Starting January 1, 2026, crypto users and exchanges across 48 jurisdictions, including the UK and European Union, will face the full impact of the OECD’s Crypto-Asset Reporting Framework (CARF). This global framework is designed to make crypto transactions more transparent for tax authorities and reshape compliance for digital asset businesses.
CARF requires crypto platforms to collect detailed customer information, verify tax residency, and report users’ balances and transactions annually to domestic tax authorities. These authorities will then share the data internationally under existing information-exchange agreements, making offshore or overseas crypto activity more visible than ever.
According to Lucy Frew, partner at Walkers law firm, CARF is a “game-changer” that will significantly affect both crypto businesses and customers. She notes that companies that adapt early will manage risk better and maintain trust, while those that delay may face both regulatory and reputational consequences.
What CARF Means for Crypto Exchanges
For crypto exchanges, CARF isn’t just a minor compliance update—it’s a structural shift. Platforms will need to integrate CARF requirements into existing Know Your Customer (KYC) and Anti-Money Laundering (AML) processes. This includes redesigning onboarding flows to capture tax-residency and self-certification data, and upgrading reporting systems to meet regulatory standards.

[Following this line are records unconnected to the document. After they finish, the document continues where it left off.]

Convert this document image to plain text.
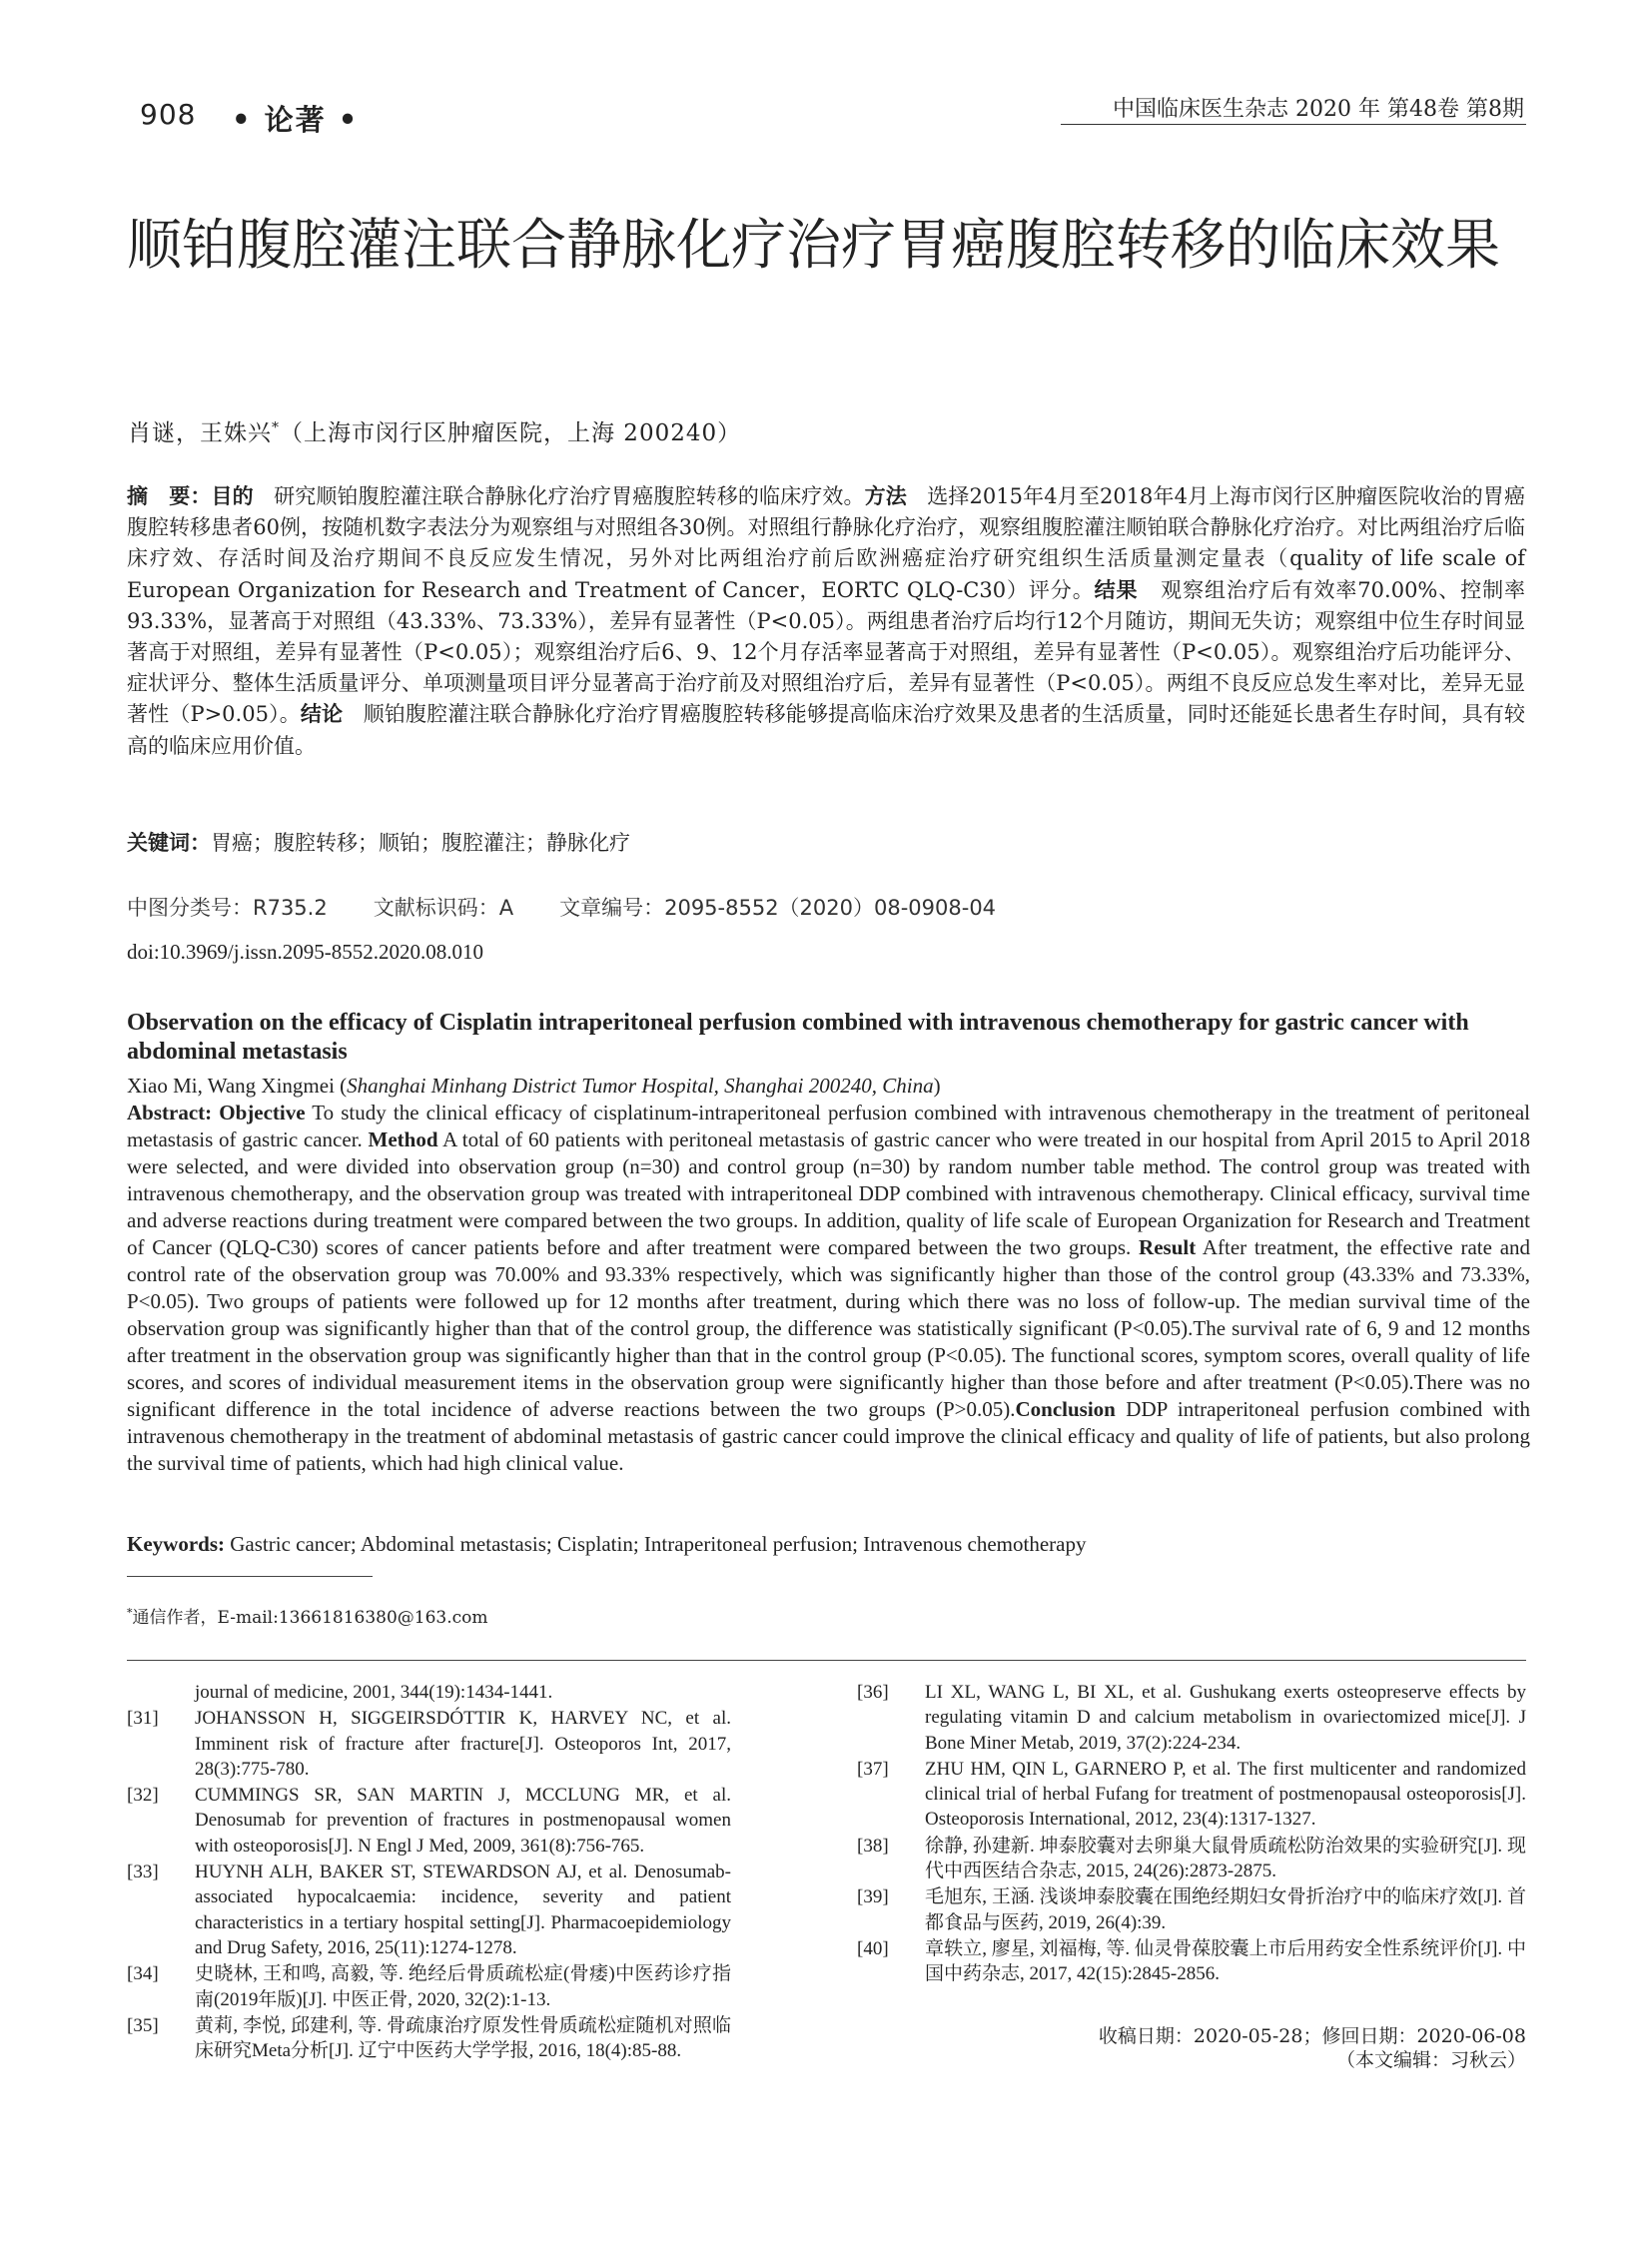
908 • 论著 •	中国临床医生杂志 2020 年 第48卷 第8期
顺铂腹腔灌注联合静脉化疗治疗胃癌腹腔转移的临床效果
肖谜，王姝兴*（上海市闵行区肿瘤医院，上海 200240）

摘　要：目的 研究顺铂腹腔灌注联合静脉化疗治疗胃癌腹腔转移的临床疗效。方法 选择2015年4月至2018年4月上海市闵行区肿瘤医院收治的胃癌腹腔转移患者60例，按随机数字表法分为观察组与对照组各30例。对照组行静脉化疗治疗，观察组腹腔灌注顺铂联合静脉化疗治疗。对比两组治疗后临床疗效、存活时间及治疗期间不良反应发生情况，另外对比两组治疗前后欧洲癌症治疗研究组织生活质量测定量表（quality of life scale of European Organization for Research and Treatment of Cancer，EORTC QLQ-C30）评分。结果 观察组治疗后有效率70.00%、控制率93.33%，显著高于对照组（43.33%、73.33%），差异有显著性（P<0.05）。两组患者治疗后均行12个月随访，期间无失访；观察组中位生存时间显著高于对照组，差异有显著性（P<0.05）；观察组治疗后6、9、12个月存活率显著高于对照组，差异有显著性（P<0.05）。观察组治疗后功能评分、症状评分、整体生活质量评分、单项测量项目评分显著高于治疗前及对照组治疗后，差异有显著性（P<0.05）。两组不良反应总发生率对比，差异无显著性（P>0.05）。结论 顺铂腹腔灌注联合静脉化疗治疗胃癌腹腔转移能够提高临床治疗效果及患者的生活质量，同时还能延长患者生存时间，具有较高的临床应用价值。

关键词：胃癌；腹腔转移；顺铂；腹腔灌注；静脉化疗
中图分类号：R735.2 文献标识码：A 文章编号：2095-8552（2020）08-0908-04
doi:10.3969/j.issn.2095-8552.2020.08.010
Observation on the efficacy of Cisplatin intraperitoneal perfusion combined with intravenous chemotherapy for gastric cancer with abdominal metastasis
Xiao Mi, Wang Xingmei (Shanghai Minhang District Tumor Hospital, Shanghai 200240, China)

Abstract: Objective To study the clinical efficacy of cisplatinum-intraperitoneal perfusion combined with intravenous chemotherapy in the treatment of peritoneal metastasis of gastric cancer. Method A total of 60 patients with peritoneal metastasis of gastric cancer who were treated in our hospital from April 2015 to April 2018 were selected, and were divided into observation group (n=30) and control group (n=30) by random number table method. The control group was treated with intravenous chemotherapy, and the observation group was treated with intraperitoneal DDP combined with intravenous chemotherapy. Clinical efficacy, survival time and adverse reactions during treatment were compared between the two groups. In addition, quality of life scale of European Organization for Research and Treatment of Cancer (QLQ-C30) scores of cancer patients before and after treatment were compared between the two groups. Result After treatment, the effective rate and control rate of the observation group was 70.00% and 93.33% respectively, which was significantly higher than those of the control group (43.33% and 73.33%, P<0.05). Two groups of patients were followed up for 12 months after treatment, during which there was no loss of follow-up. The median survival time of the observation group was significantly higher than that of the control group, the difference was statistically significant (P<0.05).The survival rate of 6, 9 and 12 months after treatment in the observation group was significantly higher than that in the control group (P<0.05). The functional scores, symptom scores, overall quality of life scores, and scores of individual measurement items in the observation group were significantly higher than those before and after treatment (P<0.05).There was no significant difference in the total incidence of adverse reactions between the two groups (P>0.05).Conclusion DDP intraperitoneal perfusion combined with intravenous chemotherapy in the treatment of abdominal metastasis of gastric cancer could improve the clinical efficacy and quality of life of patients, but also prolong the survival time of patients, which had high clinical value.

Keywords: Gastric cancer; Abdominal metastasis; Cisplatin; Intraperitoneal perfusion; Intravenous chemotherapy
*通信作者，E-mail:13661816380@163.com
journal of medicine, 2001, 344(19):1434-1441.
[31] JOHANSSON H, SIGGEIRSDÓTTIR K, HARVEY NC, et al. Imminent risk of fracture after fracture[J]. Osteoporos Int, 2017, 28(3):775-780.
[32] CUMMINGS SR, SAN MARTIN J, MCCLUNG MR, et al. Denosumab for prevention of fractures in postmenopausal women with osteoporosis[J]. N Engl J Med, 2009, 361(8):756-765.
[33] HUYNH ALH, BAKER ST, STEWARDSON AJ, et al. Denosumab-associated hypocalcaemia: incidence, severity and patient characteristics in a tertiary hospital setting[J]. Pharmacoepidemiology and Drug Safety, 2016, 25(11):1274-1278.
[34] 史晓林, 王和鸣, 高毅, 等. 绝经后骨质疏松症(骨痿)中医药诊疗指南(2019年版)[J]. 中医正骨, 2020, 32(2):1-13.
[35] 黄莉, 李悦, 邱建利, 等. 骨疏康治疗原发性骨质疏松症随机对照临床研究Meta分析[J]. 辽宁中医药大学学报, 2016, 18(4):85-88.
[36] LI XL, WANG L, BI XL, et al. Gushukang exerts osteopreserve effects by regulating vitamin D and calcium metabolism in ovariectomized mice[J]. J Bone Miner Metab, 2019, 37(2):224-234.
[37] ZHU HM, QIN L, GARNERO P, et al. The first multicenter and randomized clinical trial of herbal Fufang for treatment of postmenopausal osteoporosis[J]. Osteoporosis International, 2012, 23(4):1317-1327.
[38] 徐静, 孙建新. 坤泰胶囊对去卵巢大鼠骨质疏松防治效果的实验研究[J]. 现代中西医结合杂志, 2015, 24(26):2873-2875.
[39] 毛旭东, 王涵. 浅谈坤泰胶囊在围绝经期妇女骨折治疗中的临床疗效[J]. 首都食品与医药, 2019, 26(4):39.
[40] 章轶立, 廖星, 刘福梅, 等. 仙灵骨葆胶囊上市后用药安全性系统评价[J]. 中国中药杂志, 2017, 42(15):2845-2856.
收稿日期：2020-05-28；修回日期：2020-06-08
（本文编辑：习秋云）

Exchanges may also need to implement new governance frameworks, train staff, and ensure close coordination between compliance, engineering, and customer support teams, especially for those operating across multiple jurisdictions.
Asher Tan, CEO of UK-licensed exchange CoinJar, explains that users will now be asked to provide additional tax-residency information. The challenge for platforms is to meet regulatory expectations while maintaining a clear, trustworthy, and user-friendly experience. For regulated exchanges, getting this balance right could become a competitive advantage as crypto trading moves further into mainstream finance.
What Crypto Users Should Expect
Retail crypto users won’t face new taxes under CARF, but audit risks are expected to rise. CARF makes existing tax rules enforceable by providing authorities with standardized, machine-readable data directly from exchanges, including foreign platforms.
This means tax authorities like the UK’s HMRC will more easily identify discrepancies between reported transactions and exchange data. Users should prepare for stricter onboarding processes and more frequent account reviews. Keeping accurate records and reporting transactions correctly will be crucial to avoid potential audits or penalties.
CARF represents a significant step toward global transparency in the crypto market, and both exchanges and users need to act now to stay compliant. Early adaptation can help crypto businesses maintain trust, and users can ensure their activities remain above board.